An L.L. Bean-produced book on the company’s history, “Guaranteed to Last: L.L. Bean’s Century of Outfitting America,” includes a photograph of a horse-drawn carriage from the era. The side of the carriage reads, “The L.L. Bean Pant Store, 74 Main Street, Auburn.”
A postcard from the era pictures the sign “Bean Bros” on the Main Street storefront. The property is now occupied by Gritty McDuff’s Brew Pub and Restaurant.
Bean’s own work in Auburn didn’t last long. By 1905, he returned to Freeport to stay.
Seven years later, he invented his boot.
Building on the boot
The story of its invention is the stuff of legend.
“You have to think about the Bean boot,” said Porter, a 35-year veteran of the company. “That was the catalyst for everything. It created the 100 percent guarantee.”
One night after returning home from a day of hunting, Bean complained that his feet were wet and cold. A solution was needed.
He decided to combine the waterproof bottoms of galoshes with the leather uppers from boots.
Bean hired a local leather cutter and his wife cut the leather uppers and sewed them, Porter said. For the rubber bottoms, he took galoshes off the shelf at his store. A local cobbler assembled the pieces.
As the L.L. Bean Company, he sold all 100 pairs from his first batch. But they were faulty. The rubber from the galoshes wasn’t sturdy enough.
“The leather uppers tore away from the rubber bottoms,” Porter said. “Ninety came back.”
Though it was costly, Bean returned everyone’s money and went to work to improve the boots. He quickly hired U.S. Rubber in Boston to make the bottoms, Porter said.
The Maine Hunting Shoe soon proved hugely popular.
Its fans would come to include celebrities as varied as baseball greats Babe Ruth and Ted Williams to World War II General Omar Bradley.
Memorabilia from all three are on display in the massive Freeport retail store, a few steps from the spot where the boots are still sold.

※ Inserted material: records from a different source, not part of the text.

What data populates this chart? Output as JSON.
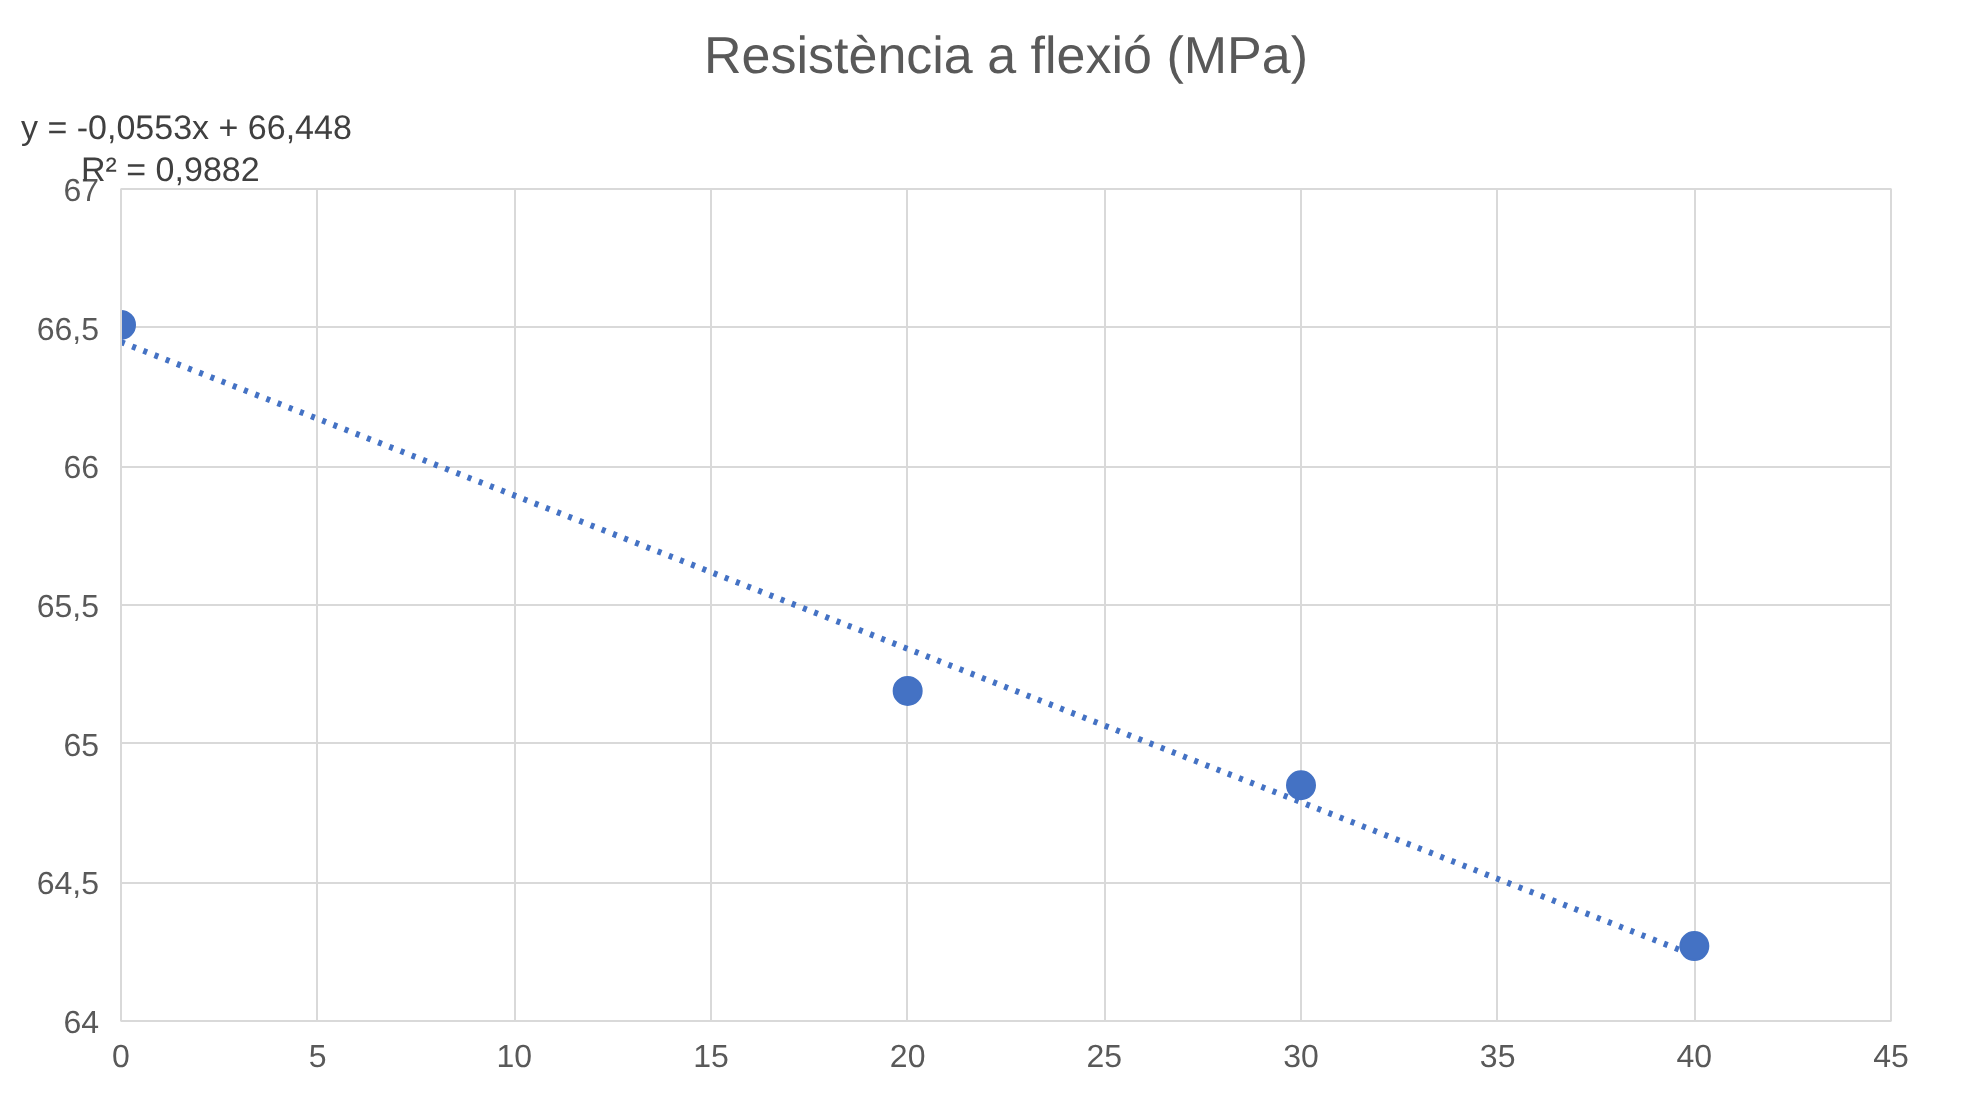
{
  "chart_data": {
    "type": "scatter",
    "title": "Resistència a flexió (MPa)",
    "annotations": [
      "y = -0,0553x + 66,448",
      "R² = 0,9882"
    ],
    "series": [
      {
        "color": "#4472c4",
        "x": [
          0,
          20,
          30,
          40
        ],
        "values": [
          66.51,
          65.19,
          64.85,
          64.27
        ],
        "marker": "circle"
      },
      {
        "type": "line",
        "color": "#4472c4",
        "x": [
          0,
          40
        ],
        "values": [
          66.448,
          64.236
        ],
        "line_style": "dotted"
      }
    ],
    "xlim": [
      0,
      45
    ],
    "xticks": [
      0,
      5,
      10,
      15,
      20,
      25,
      30,
      35,
      40,
      45
    ],
    "ylim": [
      64,
      67
    ],
    "yticks": [
      64,
      {
        "value": 64.5,
        "label": "64,5"
      },
      65,
      {
        "value": 65.5,
        "label": "65,5"
      },
      66,
      {
        "value": 66.5,
        "label": "66,5"
      },
      67
    ],
    "grid": true
  }
}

Though they have been refined over the years, they are clearly recognizable.
And there remains a local connection. Though the leather work and stitching on the boots happens in a factory in Brunswick, the rubber bottoms for every Maine Hunting Shoe are made in a small factory on Westminster Street in Lewiston. Together, the factories produce 1,500 pairs a day.
If Bean were still alive — he died in 1967 at the age of 94 — he’d be proud of the company, Witherell said. He might also be puzzled by its growth, particularly in the 1980s and 1990s under the guidance of his grandson, Leon Gorman.
“L.L. Bean famously told people, ‘I get three meals a day and I couldn’t eat a fourth,’” Witherell said. “So basically, why bother to expand. Why fix something that ain’t broke.”
And without the shoe, it’s unlikely Bean would have become such an icon, Witherell said.
“He would have probably gone on working in little men’s stores with his brothers and passed on relatively unnoticed, except for that great idea that he had,” Witherell said.
But Porter figures Bean was too inquisitive to have gone unnoticed.
“I can’t help but think that if he hadn’t made the Bean boot — the Maine Hunting Shoe — at some point it would have been something,” she said. “He was always solving problems. He was always looking for better ways to do things.”
He consistently updated his products, tested them for the early catalogs that he wrote himself and continued to invent. Among his creations was a simplified method of scoring baseball games. The die-hard Red Sox fan was a season ticket holder at Fenway Park. He bought seats for himself, a companion and their coats, Porter said.
She talks about Bean in an almost present tense, as if they had lunch last Tuesday.
Maybe it comes from her work on the archive.
Or maybe it comes from the archive’s location in the back of that modest white house, the same house L.L. Bean and his family lived in.
“I get this sense of L.L. and the family he raised in it and [his wife] Bertha being there,” she said. “I have this great vision of the house someday looking like it did in 1912. I get all tingly and the hair on my neck stands up.”